Three trends service contractors should be aware of

Published · 2 min read

The market research firm Forrester annually releases its customer services trends report, providing insight into what consumers expect from the companies they do business with.

This year’s report particularly caught my eye because of three trends that I believe are particularly relevant for electrical, HVAC, and other contractors that install, repair, and provide ongoing maintenance services. Take a look:

Services that value a customer’s time.

Providing customers with a four-hour window for when a technician will show up just won’t cut it any longer. According to Forrester, consumers say that valuing their time is the most important thing a company can do to provide them with good service. In short: don’t make your customers wait.

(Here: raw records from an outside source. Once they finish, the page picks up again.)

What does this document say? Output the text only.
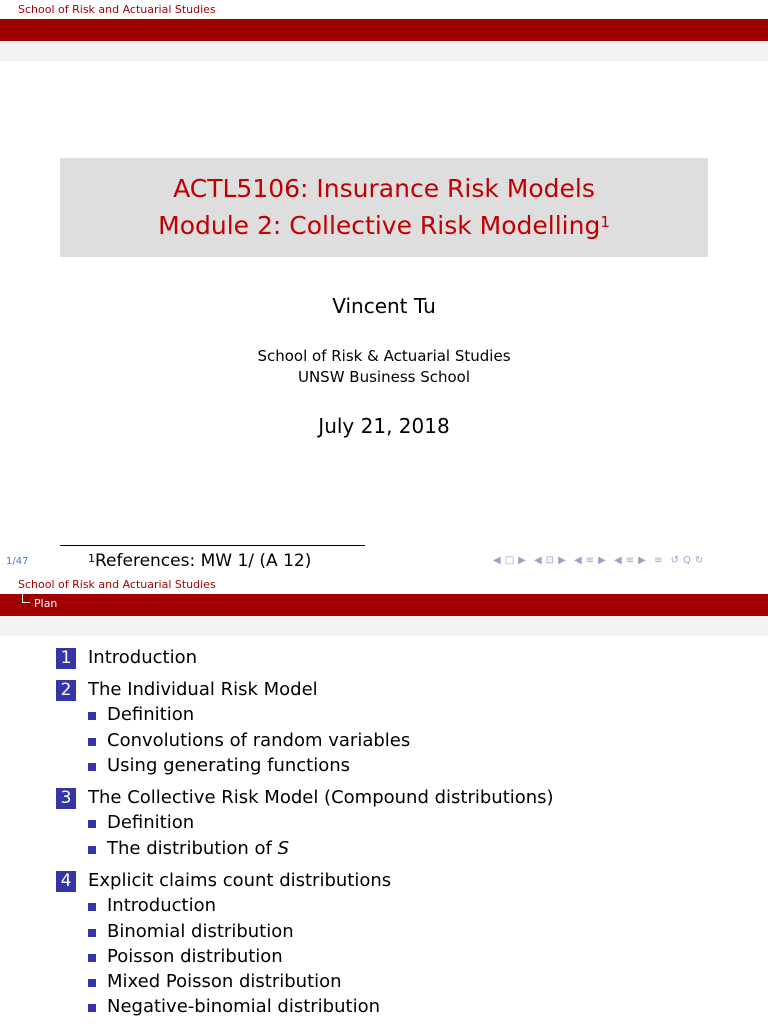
School of Risk and Actuarial Studies
ACTL5106: Insurance Risk Models
Module 2: Collective Risk Modelling$^1$
Vincent Tu
School of Risk & Actuarial Studies
UNSW Business School
July 21, 2018
$^1$References: MW 1/ (A 12)
1/47	◀ □ ▶ ◀ ⊡ ▶ ◀ ≡ ▶ ◀ ≡ ▶ ≡ ↺ Q ↻
School of Risk and Actuarial Studies
Plan
1 Introduction
2 The Individual Risk Model
Definition
Convolutions of random variables
Using generating functions
3 The Collective Risk Model (Compound distributions)
Definition
The distribution of S
4 Explicit claims count distributions
Introduction
Binomial distribution
Poisson distribution
Mixed Poisson distribution
Negative-binomial distribution
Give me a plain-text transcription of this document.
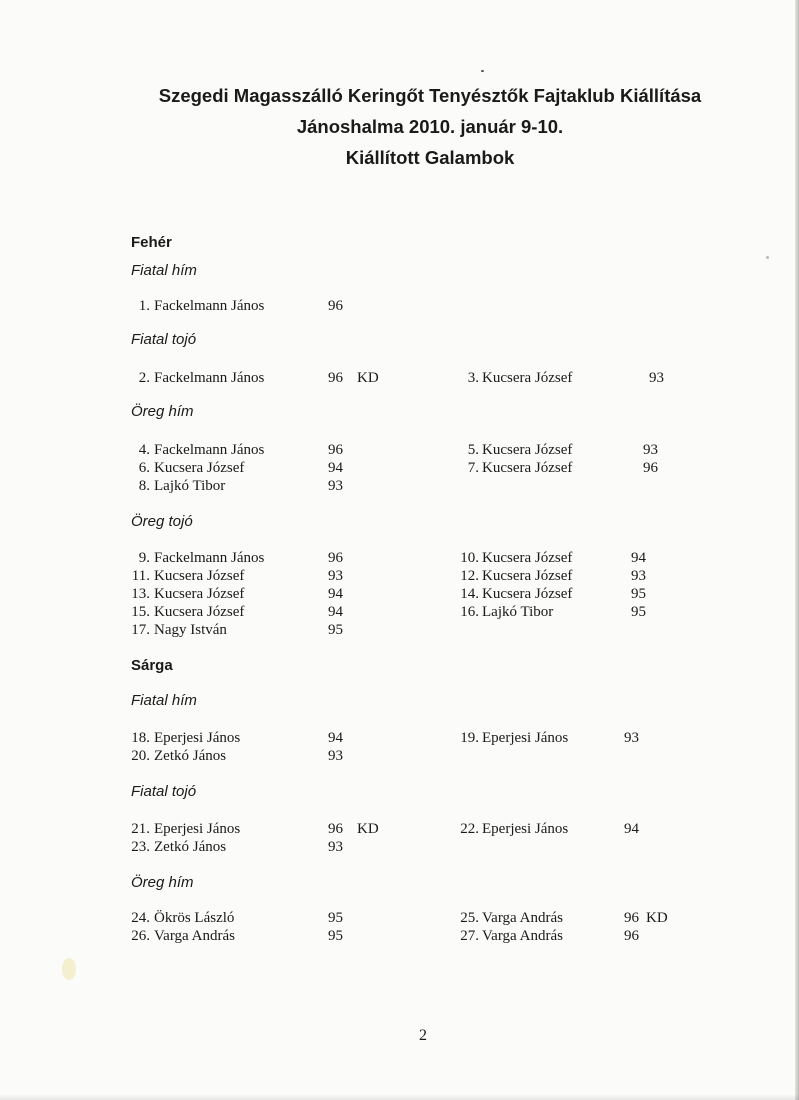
Szegedi Magasszálló Keringőt Tenyésztők Fajtaklub Kiállítása
Jánoshalma 2010. január 9-10.
Kiállított Galambok
Fehér
Fiatal hím
1. Fackelmann János	96
Fiatal tojó
2. Fackelmann János	96 KD	3. Kucsera József	93
Öreg hím
4. Fackelmann János	96	5. Kucsera József	93
6. Kucsera József	94	7. Kucsera József	96
8. Lajkó Tibor	93
Öreg tojó
9. Fackelmann János	96	10. Kucsera József	94
11. Kucsera József	93	12. Kucsera József	93
13. Kucsera József	94	14. Kucsera József	95
15. Kucsera József	94	16. Lajkó Tibor	95
17. Nagy István	95
Sárga
Fiatal hím
18. Eperjesi János	94	19. Eperjesi János	93
20. Zetkó János	93
Fiatal tojó
21. Eperjesi János	96 KD	22. Eperjesi János	94
23. Zetkó János	93
Öreg hím
24. Ökrös László	95	25. Varga András	96 KD
26. Varga András	95	27. Varga András	96
2
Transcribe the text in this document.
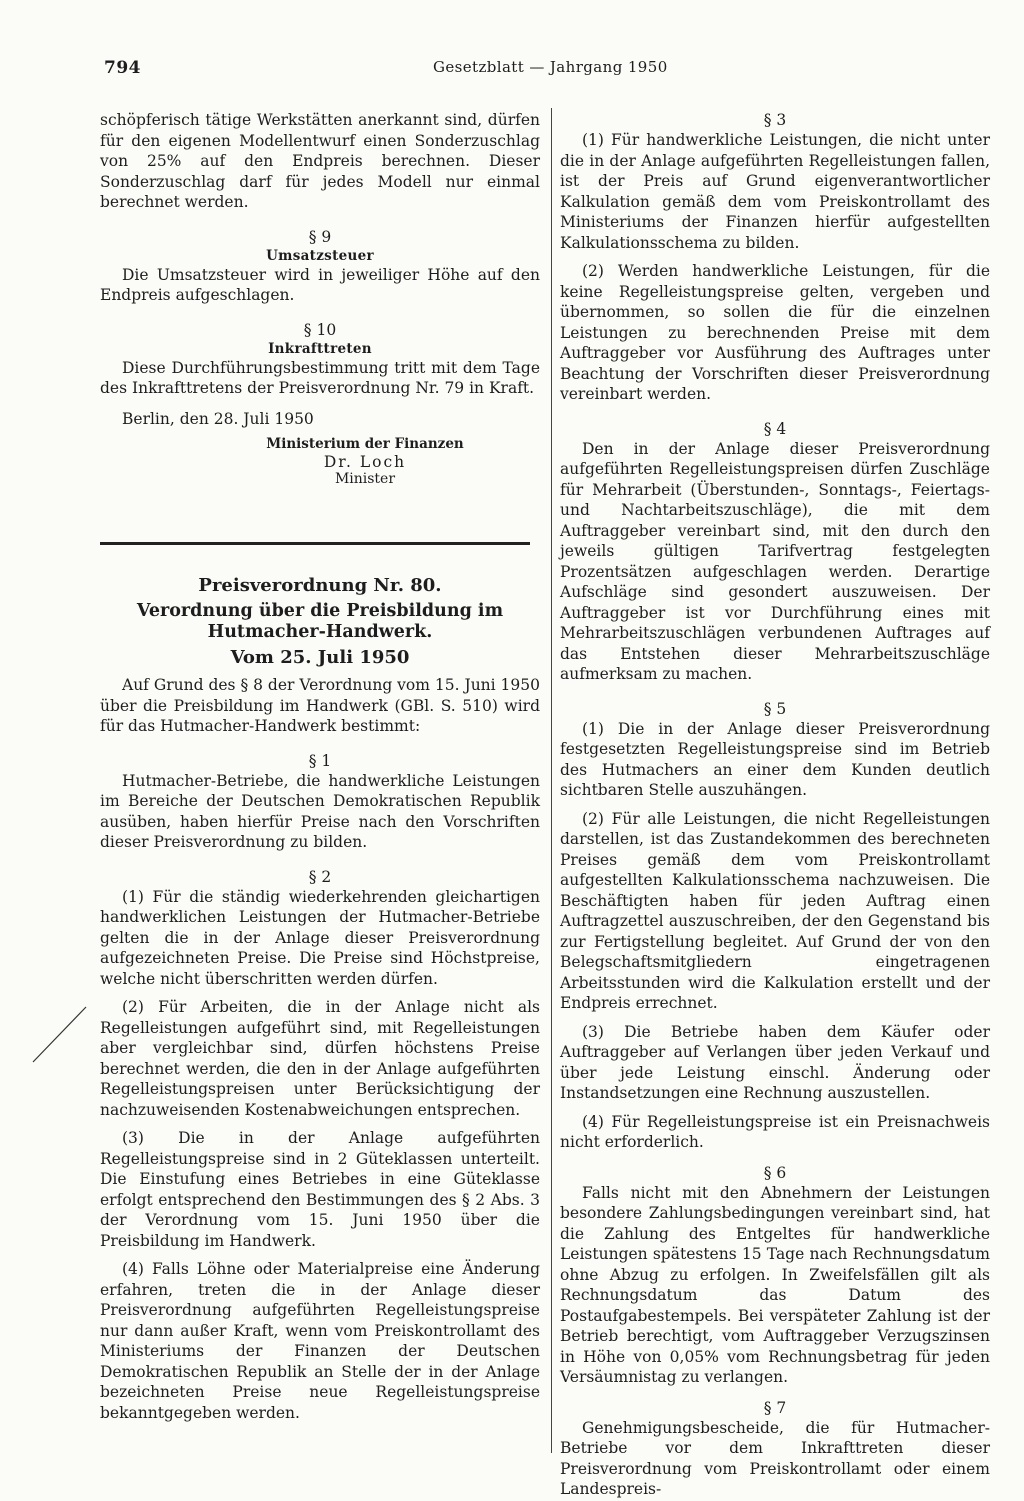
794	Gesetzblatt — Jahrgang 1950

schöpferisch tätige Werkstätten anerkannt sind, dürfen für den eigenen Modellentwurf einen Sonderzuschlag von 25% auf den Endpreis berechnen. Dieser Sonderzuschlag darf für jedes Modell nur einmal berechnet werden.

§ 9
Umsatzsteuer

Die Umsatzsteuer wird in jeweiliger Höhe auf den Endpreis aufgeschlagen.

§ 10
Inkrafttreten

Diese Durchführungsbestimmung tritt mit dem Tage des Inkrafttretens der Preisverordnung Nr. 79 in Kraft.

Berlin, den 28. Juli 1950

Ministerium der Finanzen
Dr. Loch
Minister
Preisverordnung Nr. 80.
Verordnung über die Preisbildung im Hutmacher-Handwerk.
Vom 25. Juli 1950

Auf Grund des § 8 der Verordnung vom 15. Juni 1950 über die Preisbildung im Handwerk (GBl. S. 510) wird für das Hutmacher-Handwerk bestimmt:

§ 1

Hutmacher-Betriebe, die handwerkliche Leistungen im Bereiche der Deutschen Demokratischen Republik ausüben, haben hierfür Preise nach den Vorschriften dieser Preisverordnung zu bilden.

§ 2

(1) Für die ständig wiederkehrenden gleichartigen handwerklichen Leistungen der Hutmacher-Betriebe gelten die in der Anlage dieser Preisverordnung aufgezeichneten Preise. Die Preise sind Höchstpreise, welche nicht überschritten werden dürfen.

(2) Für Arbeiten, die in der Anlage nicht als Regelleistungen aufgeführt sind, mit Regelleistungen aber vergleichbar sind, dürfen höchstens Preise berechnet werden, die den in der Anlage aufgeführten Regelleistungspreisen unter Berücksichtigung der nachzuweisenden Kostenabweichungen entsprechen.

(3) Die in der Anlage aufgeführten Regelleistungspreise sind in 2 Güteklassen unterteilt. Die Einstufung eines Betriebes in eine Güteklasse erfolgt entsprechend den Bestimmungen des § 2 Abs. 3 der Verordnung vom 15. Juni 1950 über die Preisbildung im Handwerk.

(4) Falls Löhne oder Materialpreise eine Änderung erfahren, treten die in der Anlage dieser Preisverordnung aufgeführten Regelleistungspreise nur dann außer Kraft, wenn vom Preiskontrollamt des Ministeriums der Finanzen der Deutschen Demokratischen Republik an Stelle der in der Anlage bezeichneten Preise neue Regelleistungspreise bekanntgegeben werden.

§ 3

(1) Für handwerkliche Leistungen, die nicht unter die in der Anlage aufgeführten Regelleistungen fallen, ist der Preis auf Grund eigenverantwortlicher Kalkulation gemäß dem vom Preiskontrollamt des Ministeriums der Finanzen hierfür aufgestellten Kalkulationsschema zu bilden.

(2) Werden handwerkliche Leistungen, für die keine Regelleistungspreise gelten, vergeben und übernommen, so sollen die für die einzelnen Leistungen zu berechnenden Preise mit dem Auftraggeber vor Ausführung des Auftrages unter Beachtung der Vorschriften dieser Preisverordnung vereinbart werden.

§ 4

Den in der Anlage dieser Preisverordnung aufgeführten Regelleistungspreisen dürfen Zuschläge für Mehrarbeit (Überstunden-, Sonntags-, Feiertags- und Nachtarbeitszuschläge), die mit dem Auftraggeber vereinbart sind, mit den durch den jeweils gültigen Tarifvertrag festgelegten Prozentsätzen aufgeschlagen werden. Derartige Aufschläge sind gesondert auszuweisen. Der Auftraggeber ist vor Durchführung eines mit Mehrarbeitszuschlägen verbundenen Auftrages auf das Entstehen dieser Mehrarbeitszuschläge aufmerksam zu machen.

§ 5

(1) Die in der Anlage dieser Preisverordnung festgesetzten Regelleistungspreise sind im Betrieb des Hutmachers an einer dem Kunden deutlich sichtbaren Stelle auszuhängen.

(2) Für alle Leistungen, die nicht Regelleistungen darstellen, ist das Zustandekommen des berechneten Preises gemäß dem vom Preiskontrollamt aufgestellten Kalkulationsschema nachzuweisen. Die Beschäftigten haben für jeden Auftrag einen Auftragzettel auszuschreiben, der den Gegenstand bis zur Fertigstellung begleitet. Auf Grund der von den Belegschaftsmitgliedern eingetragenen Arbeitsstunden wird die Kalkulation erstellt und der Endpreis errechnet.

(3) Die Betriebe haben dem Käufer oder Auftraggeber auf Verlangen über jeden Verkauf und über jede Leistung einschl. Änderung oder Instandsetzungen eine Rechnung auszustellen.

(4) Für Regelleistungspreise ist ein Preisnachweis nicht erforderlich.

§ 6

Falls nicht mit den Abnehmern der Leistungen besondere Zahlungsbedingungen vereinbart sind, hat die Zahlung des Entgeltes für handwerkliche Leistungen spätestens 15 Tage nach Rechnungsdatum ohne Abzug zu erfolgen. In Zweifelsfällen gilt als Rechnungsdatum das Datum des Postaufgabestempels. Bei verspäteter Zahlung ist der Betrieb berechtigt, vom Auftraggeber Verzugszinsen in Höhe von 0,05% vom Rechnungsbetrag für jeden Versäumnistag zu verlangen.

§ 7

Genehmigungsbescheide, die für Hutmacher-Betriebe vor dem Inkrafttreten dieser Preisverordnung vom Preiskontrollamt oder einem Landespreis-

Think about what your customers experience each time they call in a service request. Do they wait on hold or does a friendly person answer their call immediately? How soon can you dispatch a technician? Are you able to pinpoint a time when service staff will arrive? How quickly can your team trouble shoot and resolve a problem?

In 2016, service-based organizations are exploring technology and processes to improve the customer experience, from first interaction to efficiently dispatching technicians and managing their schedule.

Easier self-service.

We are a self-service society. From self-service checkout lines in grocery stores to online banking, consumer like to take control. This also holds true for maintenance and repair of homes and facilities. Organizations are making self-service as easy as possible, according to Forrester. For your customers, this can mean using technology that will allow them to easily submit a service request, look up their account information, and pay their bills online.

Self-service also extends to your internal technicians by giving them access to information that will help them perform their jobs more efficiently. Today, companies are providing data such as site history, equipment details, and work orders through mobile devices used by their field staff. Forrester sees companies also starting to deliver this knowledge via wearable devices.

Preemptive service.

In a previous post, I explored the basics of a new technology trend called the internet of things (IoT). Forrester describes how companies are starting to monitor the state of equipment using IoT. Imagine if you could proactively monitor electrical or HVAC equipment, watching for triggers that would alert your service personnel to respond before a system breakdown. Anticipating customer service needs, rather than just responding, is where the future of service is heading.

Conclusion.

Consumers expect good service. If they don’t get it, they have plenty of other options. Knowing and addressing their expectations will help you stay competitive in what Forrester calls “the age of the customer.”